Monday, December 1, 2008
THOSE THINGS LURKING UNDER THE SURFACE..
I don’t know if this is just my problem or if other people develop fears as they get older. Perhaps it has nothing to do with getting older. Well, here it is. I have almost drowned twice in my life. Once while swimming in a canal in Milan, Illinois when I was about 12 and once in a small pond in Bonner Springs, Kansas while swimming across with someone else. I have swam in the Pacific Ocean and the Atlantic Ocean and the Mediterranean Sea and the Mississippi River.
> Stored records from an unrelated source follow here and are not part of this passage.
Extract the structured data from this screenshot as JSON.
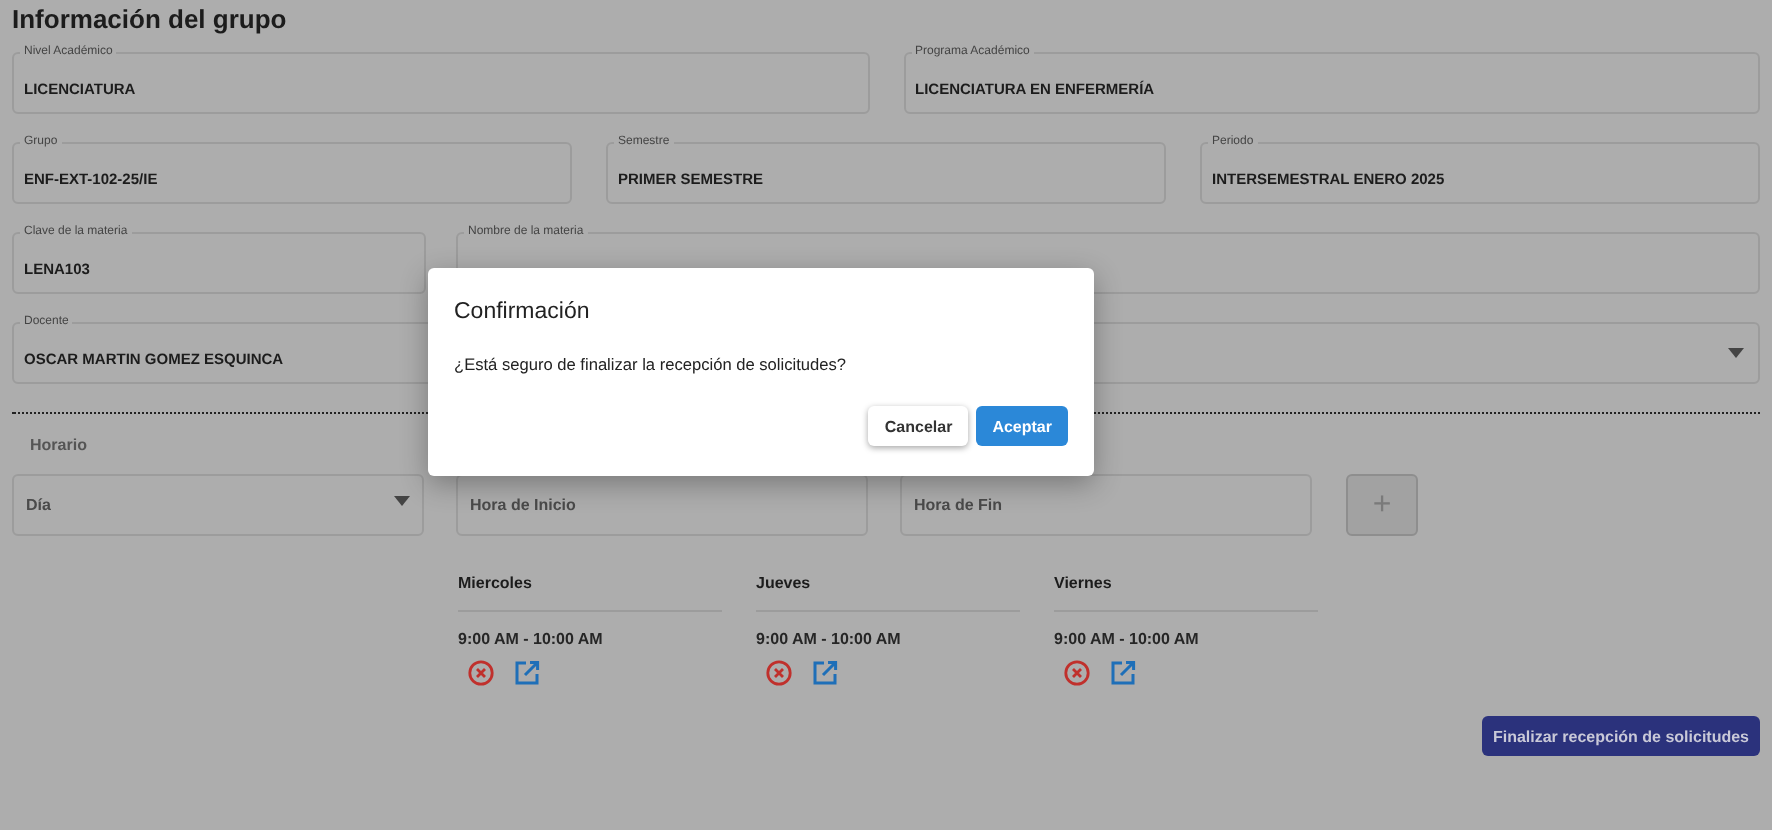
{
  "title": "Información del grupo",
  "field_rows": [
    [
      {
        "label": "Nivel Académico",
        "value": "LICENCIATURA",
        "kind": "text"
      },
      {
        "label": "Programa Académico",
        "value": "LICENCIATURA EN ENFERMERÍA",
        "kind": "text"
      }
    ],
    [
      {
        "label": "Grupo",
        "value": "ENF-EXT-102-25/IE",
        "kind": "text"
      },
      {
        "label": "Semestre",
        "value": "PRIMER SEMESTRE",
        "kind": "text"
      },
      {
        "label": "Periodo",
        "value": "INTERSEMESTRAL ENERO 2025",
        "kind": "text"
      }
    ],
    [
      {
        "label": "Clave de la materia",
        "value": "LENA103",
        "kind": "text"
      },
      {
        "label": "Nombre de la materia",
        "kind": "text"
      }
    ],
    [
      {
        "label": "Docente",
        "value": "OSCAR MARTIN GOMEZ ESQUINCA",
        "kind": "text"
      },
      {
        "kind": "select"
      }
    ]
  ],
  "schedule": {
    "heading": "Horario",
    "day": {
      "placeholder": "Día"
    },
    "start": {
      "placeholder": "Hora de Inicio"
    },
    "end": {
      "placeholder": "Hora de Fin"
    },
    "add_button": "+",
    "days": [
      {
        "name": "Miercoles",
        "slots": [
          "9:00 AM - 10:00 AM"
        ]
      },
      {
        "name": "Jueves",
        "slots": [
          "9:00 AM - 10:00 AM"
        ]
      },
      {
        "name": "Viernes",
        "slots": [
          "9:00 AM - 10:00 AM"
        ]
      }
    ]
  },
  "finish_button": "Finalizar recepción de solicitudes",
  "dialog": {
    "title": "Confirmación",
    "message": "¿Está seguro de finalizar la recepción de solicitudes?",
    "buttons": [
      {
        "label": "Cancelar",
        "kind": "secondary"
      },
      {
        "label": "Aceptar",
        "kind": "primary"
      }
    ]
  }
}
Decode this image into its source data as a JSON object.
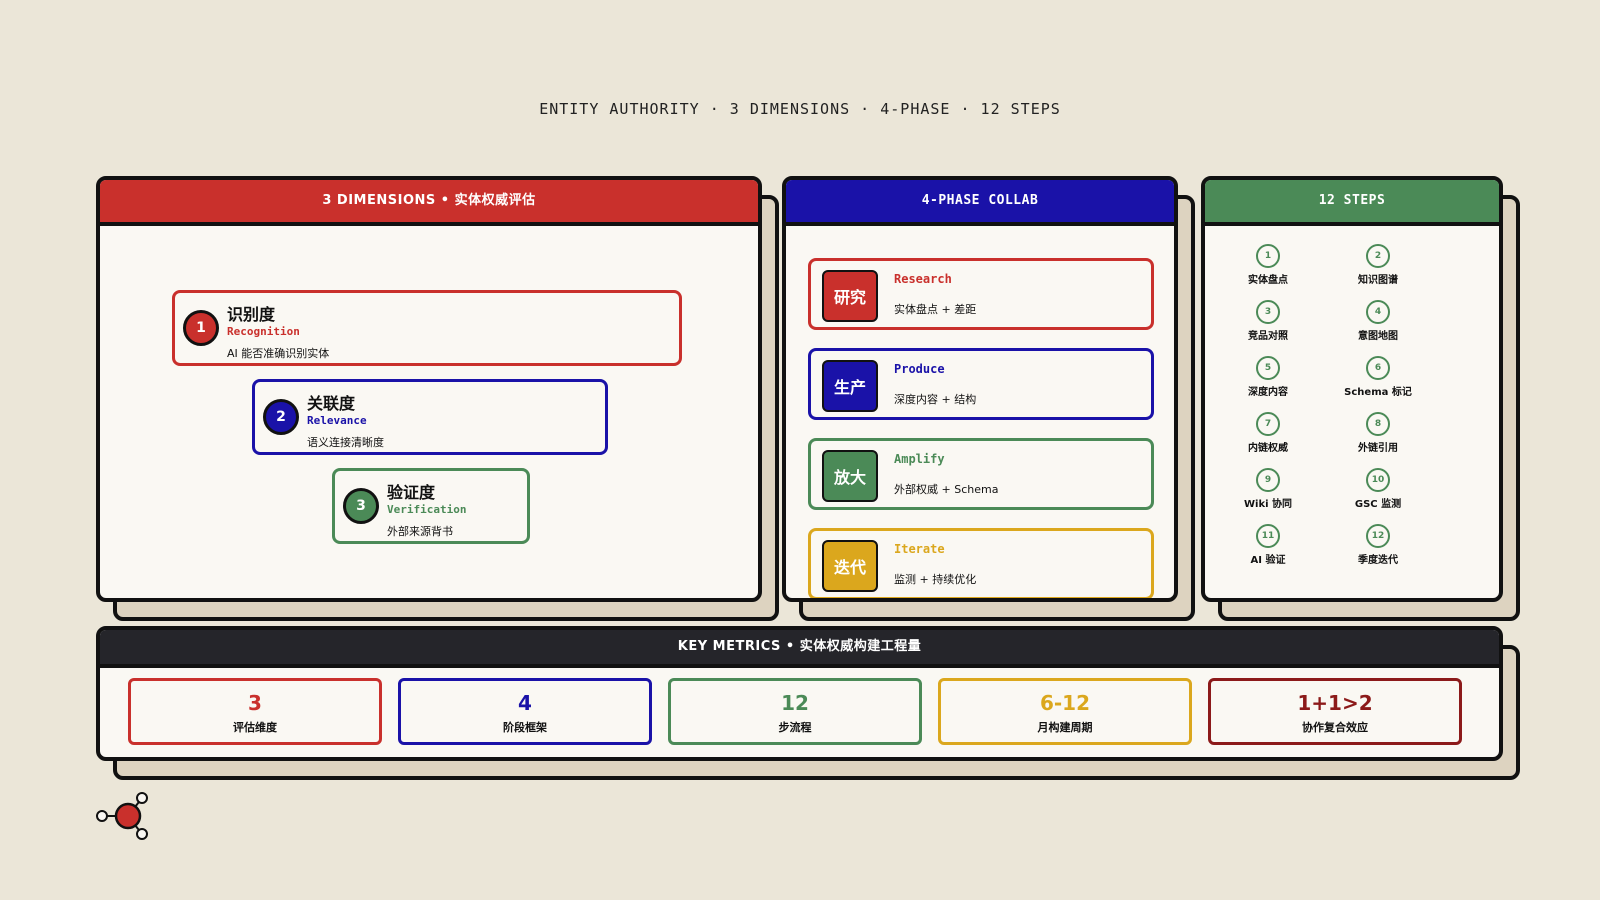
{
  "title": "ENTITY AUTHORITY · 3 DIMENSIONS · 4-PHASE · 12 STEPS",
  "colors": {
    "red": "#c9302c",
    "blue": "#1a12a8",
    "green": "#4b8a57",
    "yellow": "#dba71d",
    "darkred": "#8c1a1a",
    "dark": "#25252a",
    "background": "#ebe6d8"
  },
  "dimensions": {
    "header": "3 DIMENSIONS • 实体权威评估",
    "items": [
      {
        "num": "1",
        "title": "识别度",
        "en": "Recognition",
        "desc": "AI 能否准确识别实体"
      },
      {
        "num": "2",
        "title": "关联度",
        "en": "Relevance",
        "desc": "语义连接清晰度"
      },
      {
        "num": "3",
        "title": "验证度",
        "en": "Verification",
        "desc": "外部来源背书"
      }
    ]
  },
  "phases": {
    "header": "4-PHASE COLLAB",
    "items": [
      {
        "badge": "研究",
        "en": "Research",
        "desc": "实体盘点 + 差距"
      },
      {
        "badge": "生产",
        "en": "Produce",
        "desc": "深度内容 + 结构"
      },
      {
        "badge": "放大",
        "en": "Amplify",
        "desc": "外部权威 + Schema"
      },
      {
        "badge": "迭代",
        "en": "Iterate",
        "desc": "监测 + 持续优化"
      }
    ]
  },
  "steps": {
    "header": "12 STEPS",
    "items": [
      {
        "num": "1",
        "label": "实体盘点"
      },
      {
        "num": "2",
        "label": "知识图谱"
      },
      {
        "num": "3",
        "label": "竞品对照"
      },
      {
        "num": "4",
        "label": "意图地图"
      },
      {
        "num": "5",
        "label": "深度内容"
      },
      {
        "num": "6",
        "label": "Schema 标记"
      },
      {
        "num": "7",
        "label": "内链权威"
      },
      {
        "num": "8",
        "label": "外链引用"
      },
      {
        "num": "9",
        "label": "Wiki 协同"
      },
      {
        "num": "10",
        "label": "GSC 监测"
      },
      {
        "num": "11",
        "label": "AI 验证"
      },
      {
        "num": "12",
        "label": "季度迭代"
      }
    ]
  },
  "metrics": {
    "header": "KEY METRICS • 实体权威构建工程量",
    "items": [
      {
        "value": "3",
        "label": "评估维度"
      },
      {
        "value": "4",
        "label": "阶段框架"
      },
      {
        "value": "12",
        "label": "步流程"
      },
      {
        "value": "6-12",
        "label": "月构建周期"
      },
      {
        "value": "1+1>2",
        "label": "协作复合效应"
      }
    ]
  },
  "icons": {
    "logo": "molecule-logo-icon"
  }
}
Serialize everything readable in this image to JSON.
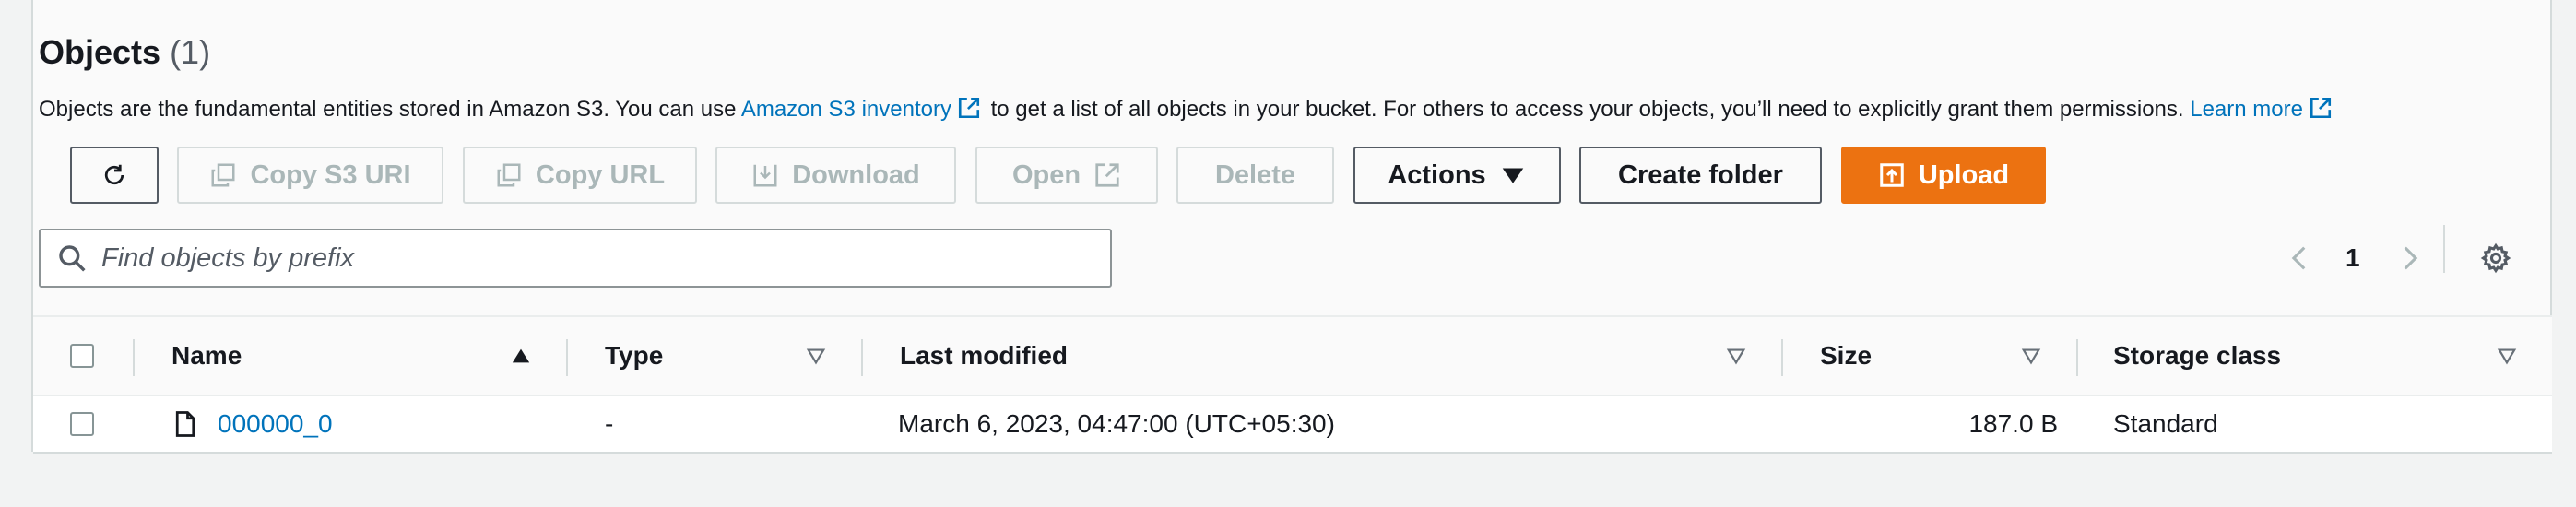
{
  "header": {
    "title": "Objects",
    "count": "(1)",
    "description_before": "Objects are the fundamental entities stored in Amazon S3. You can use ",
    "inventory_link": "Amazon S3 inventory",
    "description_middle": " to get a list of all objects in your bucket. For others to access your objects, you’ll need to explicitly grant them permissions. ",
    "learn_more": "Learn more"
  },
  "toolbar": {
    "copy_s3_uri": "Copy S3 URI",
    "copy_url": "Copy URL",
    "download": "Download",
    "open": "Open",
    "delete": "Delete",
    "actions": "Actions",
    "create_folder": "Create folder",
    "upload": "Upload"
  },
  "search": {
    "placeholder": "Find objects by prefix",
    "value": ""
  },
  "pagination": {
    "current_page": "1"
  },
  "table": {
    "columns": [
      "Name",
      "Type",
      "Last modified",
      "Size",
      "Storage class"
    ],
    "rows": [
      {
        "name": "000000_0",
        "type": "-",
        "last_modified": "March 6, 2023, 04:47:00 (UTC+05:30)",
        "size": "187.0 B",
        "storage_class": "Standard"
      }
    ]
  },
  "colors": {
    "link": "#0073bb",
    "primary": "#ec7211",
    "disabled": "#aab7b8"
  }
}
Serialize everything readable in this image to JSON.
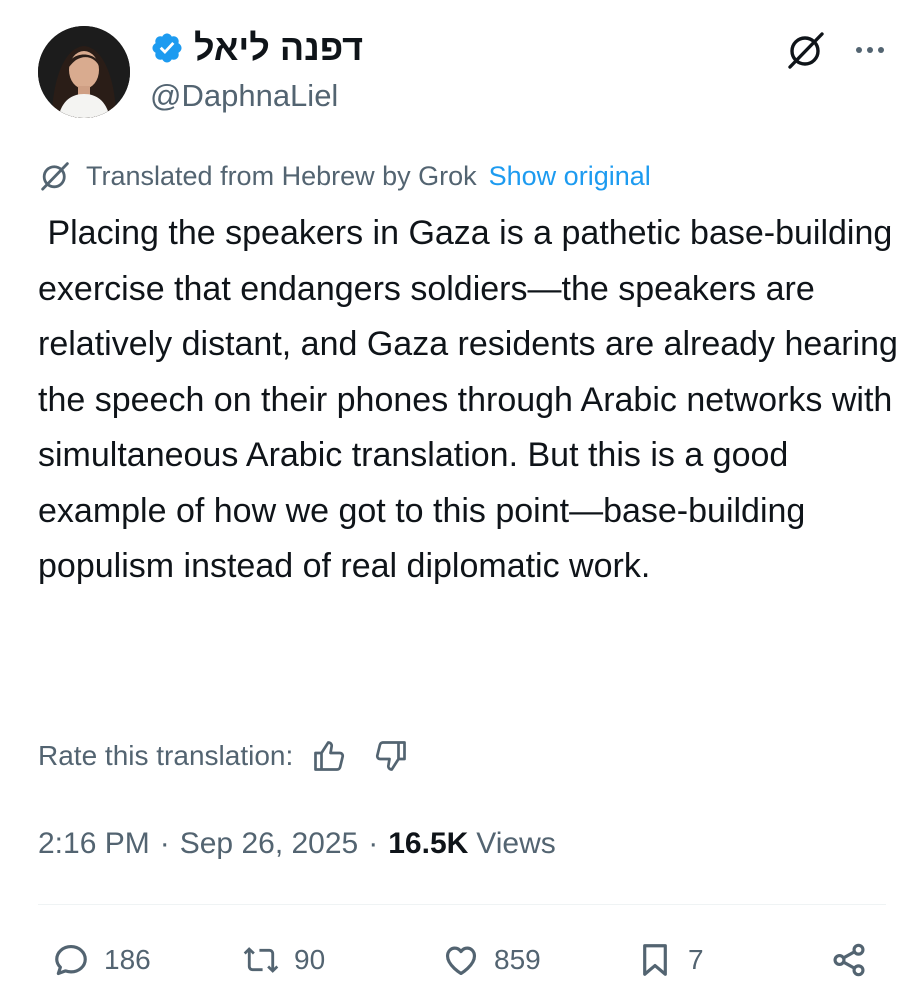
{
  "author": {
    "display_name": "דפנה ליאל",
    "handle": "@DaphnaLiel",
    "verified": true
  },
  "translation": {
    "label": "Translated from Hebrew by Grok",
    "show_original": "Show original"
  },
  "tweet": {
    "text": " Placing the speakers in Gaza is a pathetic base-building exercise that endangers soldiers—the speakers are relatively distant, and Gaza residents are already hearing the speech on their phones through Arabic networks with simultaneous Arabic translation. But this is a good example of how we got to this point—base-building populism instead of real diplomatic work."
  },
  "rate": {
    "label": "Rate this translation:"
  },
  "meta": {
    "time": "2:16 PM",
    "separator": "·",
    "date": "Sep 26, 2025",
    "views_count": "16.5K",
    "views_label": "Views"
  },
  "actions": {
    "replies": "186",
    "reposts": "90",
    "likes": "859",
    "bookmarks": "7"
  },
  "colors": {
    "accent": "#1d9bf0",
    "secondary_text": "#536471",
    "primary_text": "#0f1419"
  },
  "icons": [
    "verified-badge-icon",
    "grok-icon",
    "more-icon",
    "thumbs-up-icon",
    "thumbs-down-icon",
    "reply-icon",
    "repost-icon",
    "like-icon",
    "bookmark-icon",
    "share-icon"
  ]
}
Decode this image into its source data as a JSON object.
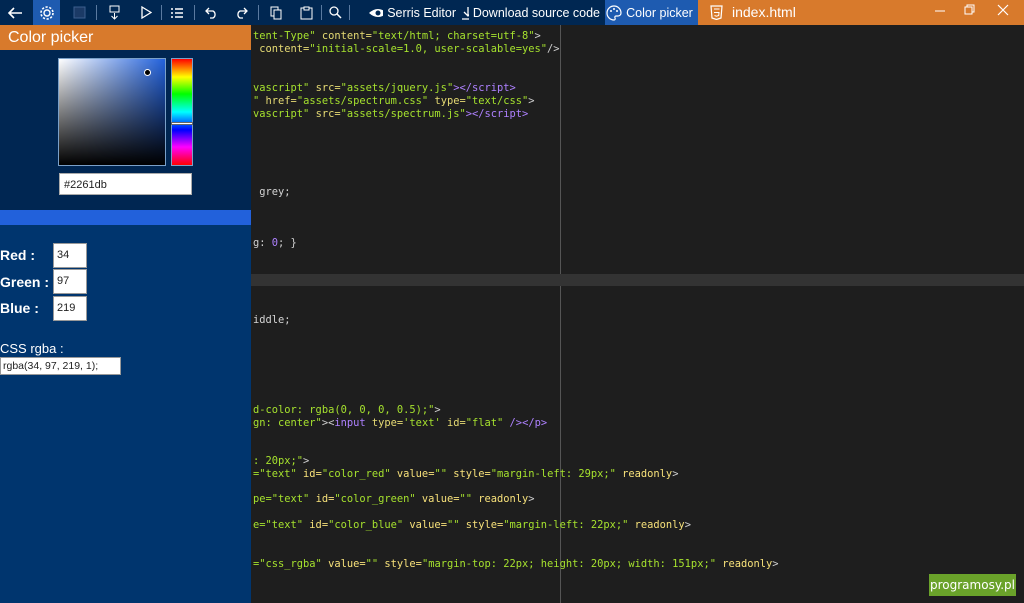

I spent nine months in the navy aboard a light cruiser and as a civilian on a freighter from Naples, Italy to Norfolk. I’ve flown back and forth over the Atlantic Ocean 5 times. I have loved every experience. I wouldn’t trade any moment for anything. But here is the thing. I have Really developed a fear of being in water. No, not a tub or a shower or even a pool but a lake or sea and certainly an ocean. It has been a slowly developing fear. For some time now, I have felt that I would die in water somewhere. I don’t know when or why it began. I had a hard time watching the movie “ Cast away” during the time he was in the water. But the movie I couldn’t stay with was “Open water”. My fear is not knowing what is below me in a vast ocean or sea. What is near me or beside me or just be waiting to be pulled below or worse, bitten or eaten or all the above. If I can’t stand on the bottom or see the bottom then I won’t ever be there ever again ever. I had a dream once while in Italy. I was dreaming that I was drowning in a murky but light green water and I was sinking farther and farther down and I suddenly woke up gasping for air and sweating. It was so real it took me a few minutes to realize it wasn’t real. Very vivid. It actually keeps me from taking a cruise or flying overseas again even if I were thinking about it. A lot of things change as you grow older, I am sure. I am not afraid of dying, only of how I go about doing it.